Simple KVP System with Amazon S3

Tweet

A few weeks ago, I wrote about getting started with Amazon’s SDK for PHP. This article assumes you’re familiar with the basic concepts of using the SDK. Now we’re going to build on that knowledge to create something cool: a light, but powerful data storage system that can scale forever.

When you think of cloud storage, most of the time you think of media, such as photos, videos, and other content files. But cloud storage is also a great place to store other data.

In this article I’ll describe how to create a high-performance system for storing extraneous item-specific data using cloud storage instead of a database.

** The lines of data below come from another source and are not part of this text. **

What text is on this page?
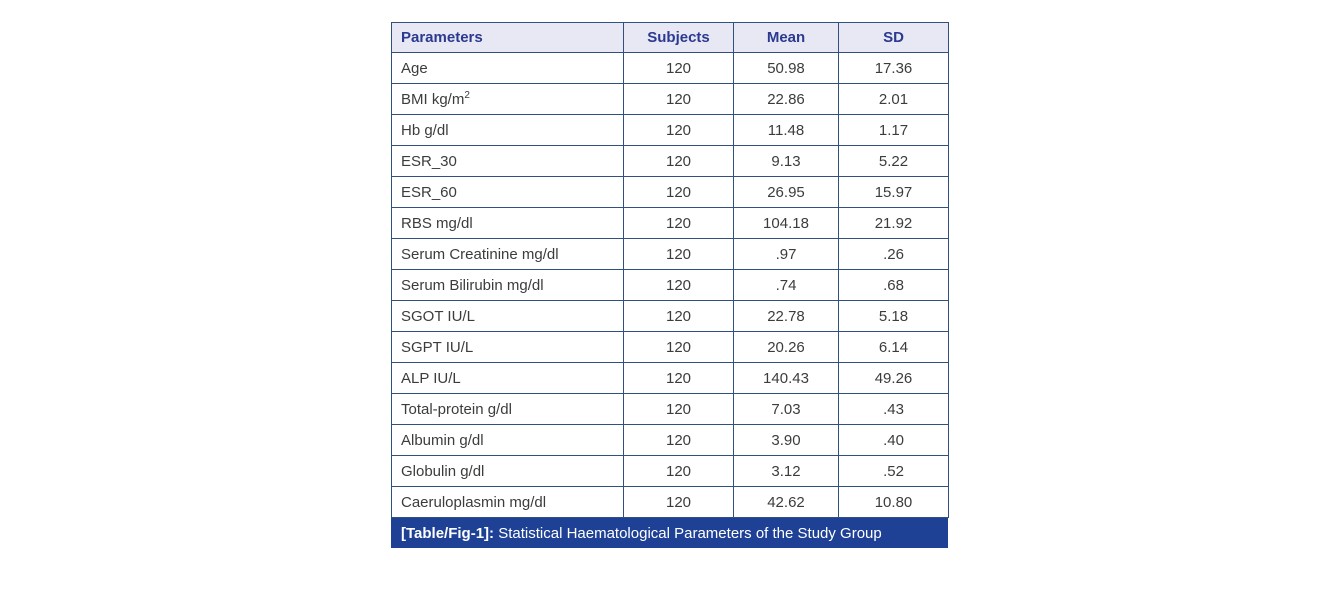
Parameters	Subjects	Mean	SD
Age	120	50.98	17.36
BMI $kg/m^2$	120	22.86	2.01
Hb g/dl	120	11.48	1.17
ESR_30	120	9.13	5.22
ESR_60	120	26.95	15.97
RBS mg/dl	120	104.18	21.92
Serum Creatinine mg/dl	120	.97	.26
Serum Bilirubin mg/dl	120	.74	.68
SGOT IU/L	120	22.78	5.18
SGPT IU/L	120	20.26	6.14
ALP IU/L	120	140.43	49.26
Total-protein g/dl	120	7.03	.43
Albumin g/dl	120	3.90	.40
Globulin g/dl	120	3.12	.52
Caeruloplasmin mg/dl	120	42.62	10.80
[Table/Fig-1]: Statistical Haematological Parameters of the Study Group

For example, let’s say you’re building a user account system. Sure, you’ll have the basics, including email address, password, first name and last name, etc. You might have a number of of details about the user, such as address, birthday, and much more. Many of these fields need to be stored in the database because you will want to be able to search and filter your users.

But some data you might want to add doesn’t need to be searchable, or it might be too big to be stored efficiently in a database. For example, perhaps you’d like to allow the user to customize the look and feel of your web app. They will be able to select a few colors, upload a logo, and configure other display options. These options don’t need to be searchable in a database, but you do need a way to easily and reliably access this information when each user signs in.

Amazon’s S3 storage solution provides an extremely easy solution. Here’s how to do it:

Requirements

S3 Service – You’ll need an Amazon AWS account with S3 enabled.

S3 Bucket – You’ll need to create an S3 bucket (discussed in my previous article). In our code, we’ll refer to this bucket as “my-unique-bucket-name”. You’ll use your own bucket name instead.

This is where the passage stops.